Reacting to the budget reveal, Nithin Kamath, founder and CEO of retail brokerage Zerodha, said on LinkedIn, “If the goal was to reduce speculative activity in F&O [futures and options], then I’m not sure this will do anything. 95% of trading is already in options, and this STT increase will only push that share higher. Why? Because the impact falls mostly on futures, while options are far more speculative than futures.”
Instead of transaction tax increases, he contends, regulators should consider investor-suitability norms to determine who is eligible to trade complex derivatives. “It's a much better approach than a death by a thousand STT hikes.”
India’s F&O boom has been fueled by multiple forces: free mobile broadband from 2016, the introduction of weekly contract expiries, a pandemic-era surge in retail participation, and a wave of largely unregulated social media influencers glamorizing derivatives as a route to wealth creation.
According to a 2025 Securities and Exchange Board of India (SEBI) report, 91% of individual F&O traders lost money in the 2024-25 fiscal year, with cumulative retail losses rising 41% year-over-year to approximately Rs. 1.05 lakh crore, or $12.5 billion. (The 91% loss-making percentage was broadly unchanged.)
A financial expert, speaking off the record, broke down where those retail losses flow: roughly $1 billion to exchanges; a few billion to large online brokerages; $3 billion to $4 billion to high-net-worth or institutional traders in India; and $5 billion to $6 billion to institutional and algorithmic traders, including those operating globally.
“Effectively, this is a $12 billion wealth transfer scheme,” he called it, an amount roughly equal to the India government’s education budget.
Saurabh Mukherjea, founder and chief investment officer, Mumbai-based Marcellus Investment Managers, sees the STT hike as a necessary brake, if an imperfect one. “The way to think about it is, suppose the finance minister had not imposed the STT. How much higher would F&O trading have gone?

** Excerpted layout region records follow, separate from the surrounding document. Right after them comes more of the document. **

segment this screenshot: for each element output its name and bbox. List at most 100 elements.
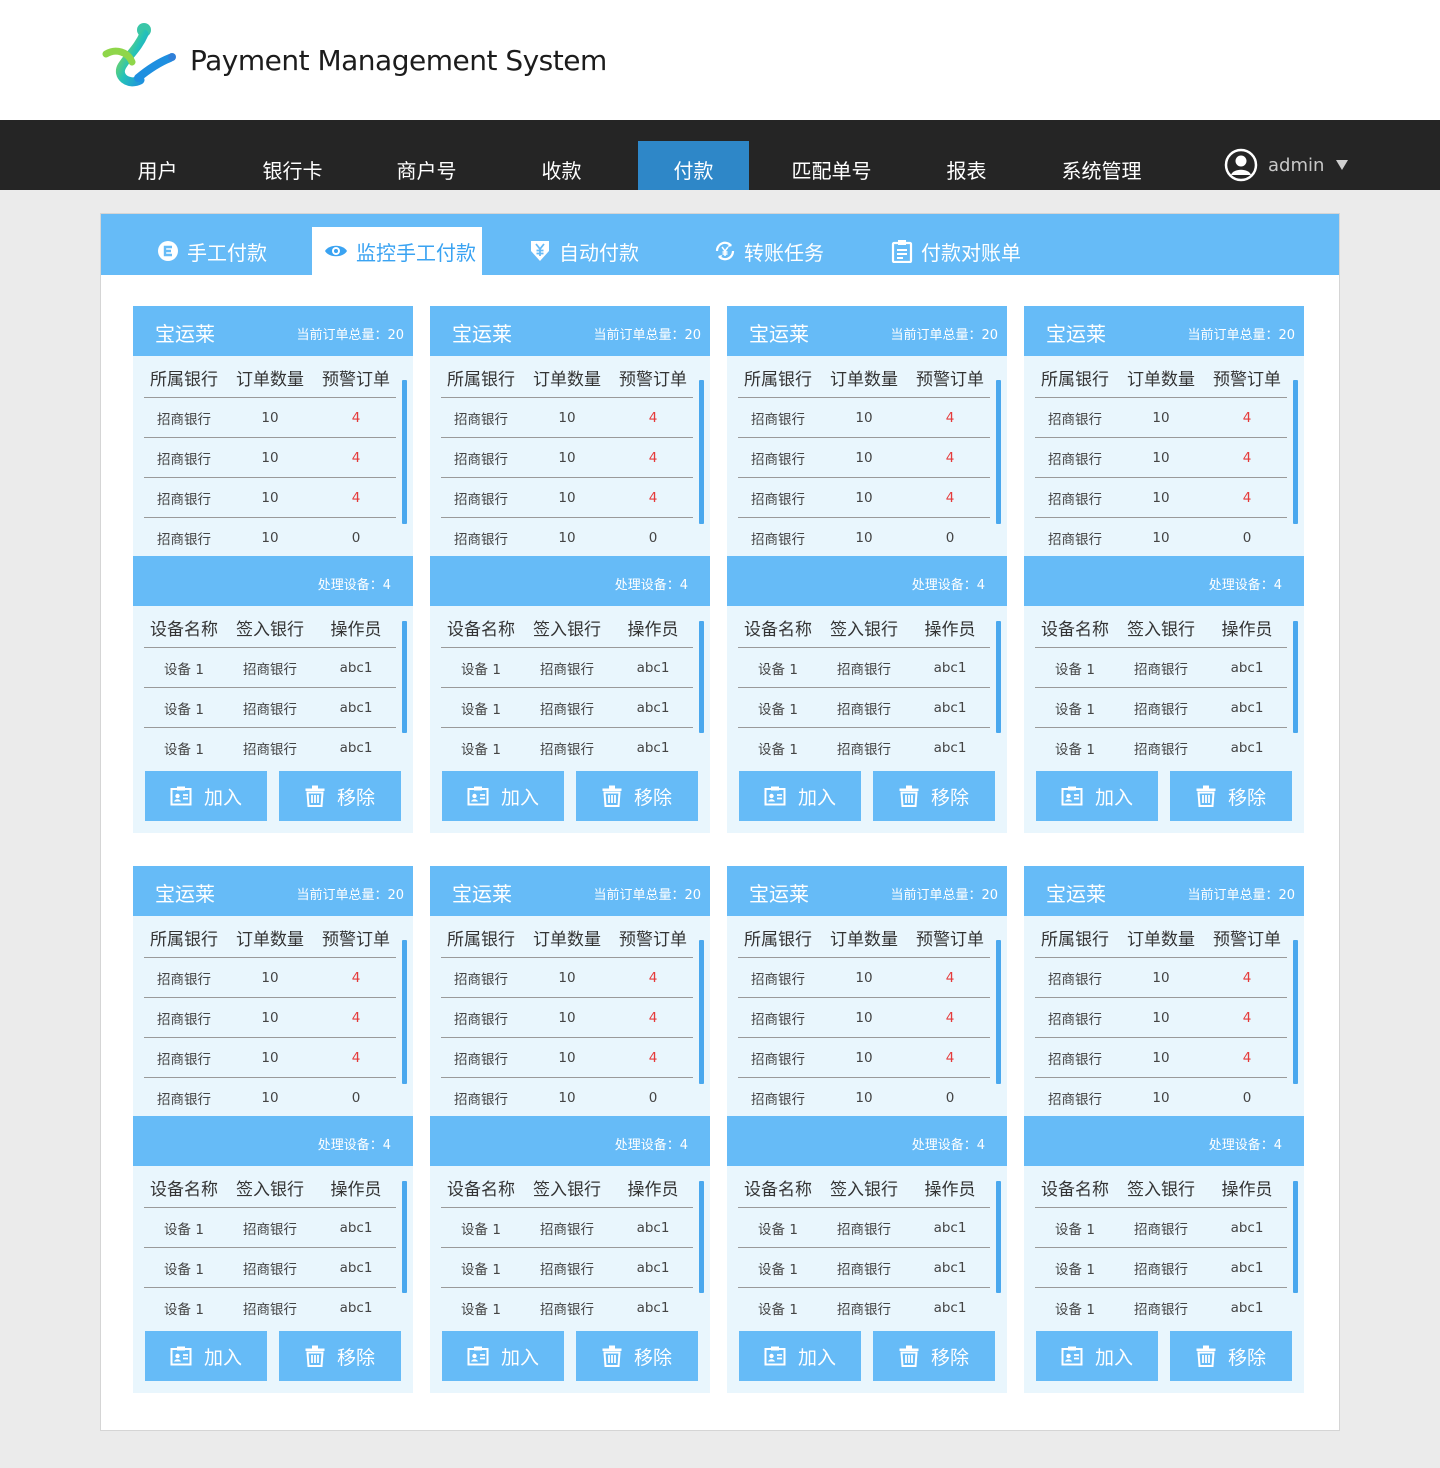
device-table-header: 设备名称 签入银行 操作员 xyxy=(144,1168,396,1208)
operator-cell: abc1 xyxy=(933,740,967,756)
user-menu[interactable]: admin xyxy=(1224,148,1349,182)
order-table-scrollbar[interactable] xyxy=(699,940,704,1084)
remove-device-button[interactable]: 移除 xyxy=(279,771,401,821)
table-row: 设备 1 招商银行 abc1 xyxy=(144,688,396,728)
nav-item-merchant-ids[interactable]: 商户号 xyxy=(371,141,482,190)
add-device-button[interactable]: 加入 xyxy=(442,771,564,821)
nav-item-receipts[interactable]: 收款 xyxy=(506,141,617,190)
tab-auto-payment[interactable]: 自动付款 xyxy=(529,227,639,275)
bank-cell: 招商银行 xyxy=(751,491,805,508)
device-group-card: 宝运莱 当前订单总量：20 所属银行 订单数量 预警订单 招商银行 10 4 招… xyxy=(133,866,413,1393)
column-header: 订单数量 xyxy=(830,370,898,390)
device-table-scrollbar[interactable] xyxy=(699,1181,704,1293)
column-header: 所属银行 xyxy=(447,370,515,390)
column-header: 设备名称 xyxy=(150,1180,218,1200)
operator-cell: abc1 xyxy=(1230,1300,1264,1316)
remove-device-button[interactable]: 移除 xyxy=(873,1331,995,1381)
bank-cell: 招商银行 xyxy=(1048,971,1102,988)
remove-device-button[interactable]: 移除 xyxy=(576,1331,698,1381)
operator-cell: abc1 xyxy=(1230,659,1264,676)
warning-count-cell: 4 xyxy=(351,1009,361,1026)
nav-item-reports[interactable]: 报表 xyxy=(911,141,1022,190)
logo-icon xyxy=(102,23,176,87)
order-table: 所属银行 订单数量 预警订单 招商银行 10 4 招商银行 10 4 招商银行 … xyxy=(441,358,693,558)
order-table: 所属银行 订单数量 预警订单 招商银行 10 4 招商银行 10 4 招商银行 … xyxy=(738,918,990,1118)
order-table-header: 所属银行 订单数量 预警订单 xyxy=(144,358,396,398)
add-device-button[interactable]: 加入 xyxy=(442,1331,564,1381)
add-device-button[interactable]: 加入 xyxy=(739,771,861,821)
order-table: 所属银行 订单数量 预警订单 招商银行 10 4 招商银行 10 4 招商银行 … xyxy=(441,918,693,1118)
warning-count-cell: 4 xyxy=(1242,1049,1252,1066)
operator-cell: abc1 xyxy=(339,699,373,716)
operator-cell: abc1 xyxy=(339,1219,373,1236)
device-name-cell: 设备 1 xyxy=(164,1302,204,1318)
remove-device-button[interactable]: 移除 xyxy=(576,771,698,821)
device-table-scrollbar[interactable] xyxy=(1293,621,1298,733)
nav-item-system-admin[interactable]: 系统管理 xyxy=(1046,141,1157,190)
nav-item-payments[interactable]: 付款 xyxy=(638,141,749,190)
card-title: 宝运莱 xyxy=(749,322,809,346)
order-count-cell: 10 xyxy=(855,1090,873,1106)
add-device-button[interactable]: 加入 xyxy=(739,1331,861,1381)
nav-item-users[interactable]: 用户 xyxy=(102,141,213,190)
operator-cell: abc1 xyxy=(1230,740,1264,756)
order-table-scrollbar[interactable] xyxy=(402,940,407,1084)
device-table-scrollbar[interactable] xyxy=(1293,1181,1298,1293)
warning-count-cell: 4 xyxy=(945,449,955,466)
user-avatar-icon xyxy=(1224,148,1258,182)
device-table-header: 设备名称 签入银行 操作员 xyxy=(738,1168,990,1208)
add-button-label: 加入 xyxy=(797,786,836,809)
bank-cell: 招商银行 xyxy=(454,491,508,508)
device-table-scrollbar[interactable] xyxy=(996,1181,1001,1293)
tab-manual-payment[interactable]: 手工付款 xyxy=(157,227,267,275)
table-row: 设备 1 招商银行 abc1 xyxy=(738,1208,990,1248)
card-header: 宝运莱 当前订单总量：20 xyxy=(133,866,413,916)
order-table-scrollbar[interactable] xyxy=(1293,380,1298,524)
id-card-icon xyxy=(764,1346,786,1366)
order-count-cell: 10 xyxy=(558,409,576,426)
id-card-icon xyxy=(467,1346,489,1366)
chevron-down-icon xyxy=(1336,160,1349,170)
add-device-button[interactable]: 加入 xyxy=(1036,771,1158,821)
card-header: 宝运莱 当前订单总量：20 xyxy=(430,866,710,916)
remove-device-button[interactable]: 移除 xyxy=(279,1331,401,1381)
device-table-header: 设备名称 签入银行 操作员 xyxy=(1035,608,1287,648)
order-table-scrollbar[interactable] xyxy=(996,380,1001,524)
column-header: 设备名称 xyxy=(1041,1180,1109,1200)
device-group-card: 宝运莱 当前订单总量：20 所属银行 订单数量 预警订单 招商银行 10 4 招… xyxy=(727,866,1007,1393)
order-table-scrollbar[interactable] xyxy=(1293,940,1298,1084)
bank-cell: 招商银行 xyxy=(243,1302,297,1318)
add-device-button[interactable]: 加入 xyxy=(145,1331,267,1381)
nav-item-match-numbers[interactable]: 匹配单号 xyxy=(776,141,887,190)
remove-device-button[interactable]: 移除 xyxy=(1170,1331,1292,1381)
tab-label: 转账任务 xyxy=(744,240,824,265)
device-table-scrollbar[interactable] xyxy=(996,621,1001,733)
remove-button-label: 移除 xyxy=(336,1346,375,1369)
tab-payment-statement[interactable]: 付款对账单 xyxy=(891,227,1021,275)
trash-icon xyxy=(1196,1345,1216,1367)
operator-cell: abc1 xyxy=(339,740,373,756)
add-device-button[interactable]: 加入 xyxy=(145,771,267,821)
order-count-cell: 10 xyxy=(1152,489,1170,506)
order-table: 所属银行 订单数量 预警订单 招商银行 10 4 招商银行 10 4 招商银行 … xyxy=(738,358,990,558)
tab-transfer-tasks[interactable]: 转账任务 xyxy=(714,227,824,275)
table-row: 设备 1 招商银行 abc1 xyxy=(441,688,693,728)
add-device-button[interactable]: 加入 xyxy=(1036,1331,1158,1381)
id-card-icon xyxy=(1061,786,1083,806)
order-table-scrollbar[interactable] xyxy=(402,380,407,524)
device-table-scrollbar[interactable] xyxy=(402,1181,407,1293)
remove-device-button[interactable]: 移除 xyxy=(1170,771,1292,821)
operator-cell: abc1 xyxy=(933,659,967,676)
order-total: 当前订单总量：20 xyxy=(296,888,404,903)
device-table-scrollbar[interactable] xyxy=(402,621,407,733)
tab-monitor-manual-payment[interactable]: 监控手工付款 xyxy=(312,227,482,275)
order-table: 所属银行 订单数量 预警订单 招商银行 10 4 招商银行 10 4 招商银行 … xyxy=(144,358,396,558)
device-table-scrollbar[interactable] xyxy=(699,621,704,733)
nav-item-bank-cards[interactable]: 银行卡 xyxy=(237,141,348,190)
order-count-cell: 10 xyxy=(1152,1009,1170,1026)
order-table-scrollbar[interactable] xyxy=(699,380,704,524)
operator-cell: abc1 xyxy=(1230,1219,1264,1236)
remove-device-button[interactable]: 移除 xyxy=(873,771,995,821)
order-table-scrollbar[interactable] xyxy=(996,940,1001,1084)
add-button-label: 加入 xyxy=(797,1346,836,1369)
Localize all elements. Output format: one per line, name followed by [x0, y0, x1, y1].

My reading is it would have gone 20% to 40% higher.
Saurabh Mukherjea
“To that extent, credit to her for putting sand in the wheels” where volumes would have gone still higher.
Mukherjea acknowledged that while higher transaction costs could reduce volumes, other forces are not necessarily constant. Joblessness, economic distress among younger Indians, and a lack of alternative income sources continue to push retail cohorts into F&O investing – with attendant risks for those groups.
There is also a reputational dimension for India’s sizable derivatives sector as the country aspires to be an international financial center. Reflecting significant growth in international trading, the Indian rupee was the 11th-most traded currency in foreign exchange derivatives and 17th in interest rate derivatives as of April 2025, according to an International Swaps and Derivatives Association report.
The GIFT City special economic zone in Gujarat is STT-exempt by design, to attract foreign institutional capital. The latest budget extended that tax holiday to 20 years and cut the post-holiday corporate tax rate to 15%.
As foreign investors and multilateral institutions assess India’s market governance, a remaining question is whether higher STTs comes across as a constructive experiment, mature regulatory discipline, or a blunt instrument tackling a problem it cannot fully solve. But it also may be seen as a test case from the perspective of Washington, Brussels and other capitals.
Sand in the wheels may slow the machine; whether it stops entirely raises altogether different questions.